Netflix Is Beginning To Kill Big Media And Its Now Showing Up In Stock Prices

Netflix Is Beginning To Kill Big Media And Its Now Showing Up In Stock Prices

Networks across the board have suffered sharp stock drops as television viewers appear more than ready to cut the cord on traditional cable and satellite services. It appears that the dominance of Netflix and other video streaming services is truly, as measured in financial statements and viewership numbers, changing the way people watch their favorite programs. As a result of the very fast and evolving developments in media technology continue, traditional television as we know it may soon disappear.

Presently, both subscriber and distribution profits have declined for all major television networks as more and more viewers choose not to pay for the increasing costs of traditional cable and satellite services. Not only are new viewers choosing not to purchase these services, existing viewers are cancelling their subscriptions. Moreover, networks are losing millions in ad revenue as television ratings continue to decline. The reason is simple: more viewers choose to watch their favorite programs on video streaming services, with Netflix in the lead and other outlets like Amazon Prime and Hulu slowly catching up.

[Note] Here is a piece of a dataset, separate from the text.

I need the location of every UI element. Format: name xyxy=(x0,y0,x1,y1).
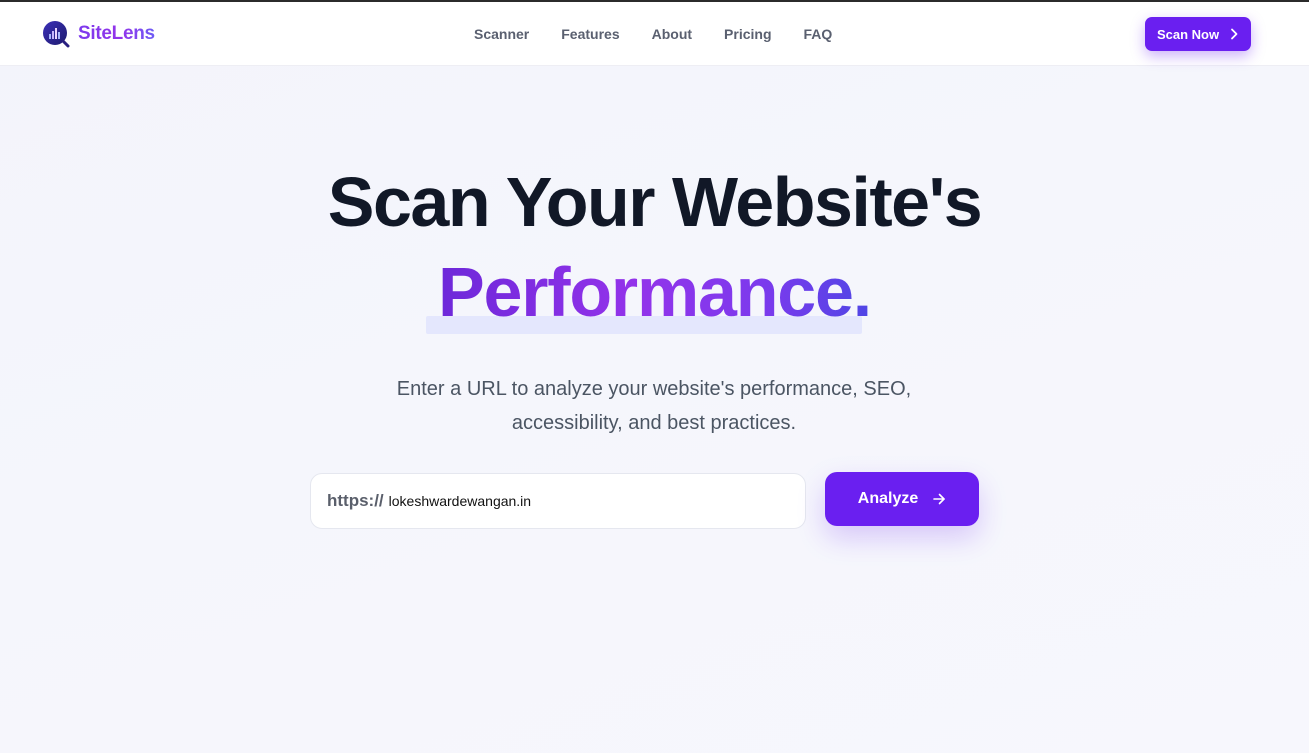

Additionally, Facebook is consuming time of users everywhere, which also cuts into traditional television viewing. Anthony DiClemente, a media analyst at Nomura Securities stated that Netflix and facebook “are at a scale that we really haven’t seen historically in media in terms of the number of subscribers and the number of users.” Charles W. Ergen, chairman of the Dish Network echoed this statement stating that, “[Viewership] has totally, totally shifted to Netflix. Netflix is the most powerful content aggregator in the world today, and there’s nobody that’s even close.”

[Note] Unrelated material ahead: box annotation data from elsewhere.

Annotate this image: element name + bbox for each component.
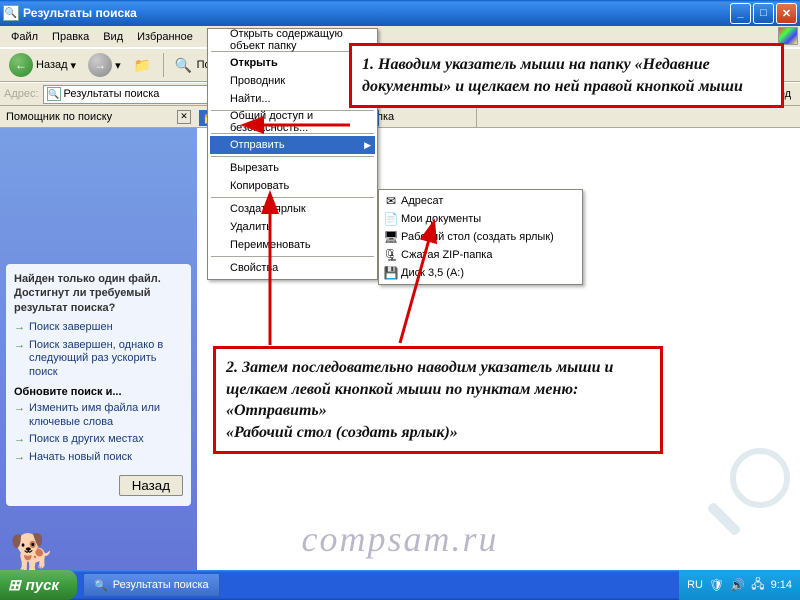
mail-icon: ✉ — [383, 193, 399, 209]
menu-properties[interactable]: Свойства — [210, 259, 375, 277]
documents-icon: 📄 — [383, 211, 399, 227]
red-arrow-3 — [390, 228, 450, 351]
menu-edit[interactable]: Правка — [45, 29, 96, 45]
system-tray: RU 🛡 🔊 🖧 9:14 — [679, 570, 800, 600]
arrow-icon: → — [14, 433, 25, 447]
instruction-callout-2: 2. Затем последовательно наводим указате… — [213, 346, 663, 454]
option-done[interactable]: →Поиск завершен — [14, 321, 183, 335]
maximize-button[interactable]: □ — [753, 3, 774, 24]
side-panel-title: Помощник по поиску — [6, 111, 112, 123]
sendto-mydocs[interactable]: 📄Мои документы — [381, 210, 580, 228]
instruction-callout-1: 1. Наводим указатель мыши на папку «Неда… — [349, 43, 784, 108]
nav-forward-button[interactable]: →▾ — [83, 51, 126, 79]
menu-favorites[interactable]: Избранное — [130, 29, 200, 45]
sendto-recipient[interactable]: ✉Адресат — [381, 192, 580, 210]
search-results-icon: 🔍 — [47, 87, 61, 101]
tray-lang[interactable]: RU — [687, 579, 703, 591]
start-button[interactable]: ⊞пуск — [0, 570, 77, 600]
tray-network-icon[interactable]: 🖧 — [751, 575, 764, 596]
magnifier-watermark-icon — [700, 448, 790, 538]
arrow-icon: → — [14, 402, 25, 416]
arrow-icon: → — [14, 339, 25, 353]
windows-logo-icon: ⊞ — [8, 576, 21, 594]
folder-up-icon: 📁 — [133, 55, 153, 75]
toolbar-separator — [163, 53, 164, 77]
option-faster[interactable]: →Поиск завершен, однако в следующий раз … — [14, 339, 183, 380]
option-other-places[interactable]: →Поиск в других местах — [14, 433, 183, 447]
menu-cut[interactable]: Вырезать — [210, 159, 375, 177]
nav-up-button[interactable]: 📁 — [128, 51, 158, 79]
menu-file[interactable]: Файл — [4, 29, 45, 45]
arrow-icon: → — [14, 321, 25, 335]
red-arrow-2 — [250, 200, 290, 353]
address-label: Адрес: — [4, 88, 39, 100]
search-question: Найден только один файл. Достигнут ли тр… — [14, 272, 183, 315]
menu-delete[interactable]: Удалить — [210, 218, 375, 236]
search-results-icon: 🔍 — [94, 579, 108, 592]
taskbar-item[interactable]: 🔍Результаты поиска — [83, 573, 220, 597]
address-value: Результаты поиска — [64, 88, 160, 100]
minimize-button[interactable]: _ — [730, 3, 751, 24]
tray-clock[interactable]: 9:14 — [771, 579, 792, 591]
section-heading: Обновите поиск и... — [14, 386, 183, 398]
menu-create-shortcut[interactable]: Создать ярлык — [210, 200, 375, 218]
nav-back-button[interactable]: ← Назад▾ — [4, 51, 81, 79]
search-dog-icon[interactable]: 🐕 — [10, 532, 55, 574]
search-results-box: Найден только один файл. Достигнут ли тр… — [6, 264, 191, 506]
back-button[interactable]: Назад — [119, 475, 183, 496]
close-button[interactable]: ✕ — [776, 3, 797, 24]
search-icon: 🔍 — [174, 55, 194, 75]
taskbar: ⊞пуск 🔍Результаты поиска RU 🛡 🔊 🖧 9:14 — [0, 570, 800, 600]
red-arrow-1 — [250, 110, 360, 143]
search-results-icon: 🔍 — [3, 5, 19, 21]
arrow-left-icon: ← — [9, 53, 33, 77]
tray-shield-icon[interactable]: 🛡 — [709, 578, 724, 592]
menu-rename[interactable]: Переименовать — [210, 236, 375, 254]
arrow-icon: → — [14, 451, 25, 465]
window-title: Результаты поиска — [23, 6, 730, 20]
option-new-search[interactable]: →Начать новый поиск — [14, 451, 183, 465]
tray-volume-icon[interactable]: 🔊 — [730, 578, 745, 592]
window-titlebar: 🔍 Результаты поиска _ □ ✕ — [0, 0, 800, 26]
search-companion-panel: Помощник по поиску ✕ Найден только один … — [0, 106, 197, 580]
menu-copy[interactable]: Копировать — [210, 177, 375, 195]
close-panel-button[interactable]: ✕ — [177, 110, 191, 124]
option-change-name[interactable]: →Изменить имя файла или ключевые слова — [14, 402, 183, 430]
arrow-right-icon: → — [88, 53, 112, 77]
submenu-arrow-icon: ▶ — [364, 140, 371, 151]
menu-view[interactable]: Вид — [96, 29, 130, 45]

The stocks of Disney, Comcast, Time Warner, 21st Century Fox, CBS, Viacom, AMC Networks and Discovery Communications all dropped in value Wednesday. Many analysts commented that if Disney, the world’s largest entertainment company can be dinged, many smaller companies might not stand a chance.

Despite the sharp stock declines, Disney fiercely defends its television programming, which include its sports juggernaut channel, ESPN. Robert A. Iger, chief executive of Walt Disney Company told CNBC on Wednesday that the company and ESPN were doing just fine. “We are very bullish about our cable business, and we are very bullish about ESPN. The [cable package bundle that includes ESPN] is not going away. Not only is it not going away, it is going to continue to grow.”

Officials from other networks had similar statements regarding their programming. Despite their positive outlook, they cannot deny the ever-increasing dominance of Netflix and online video streaming.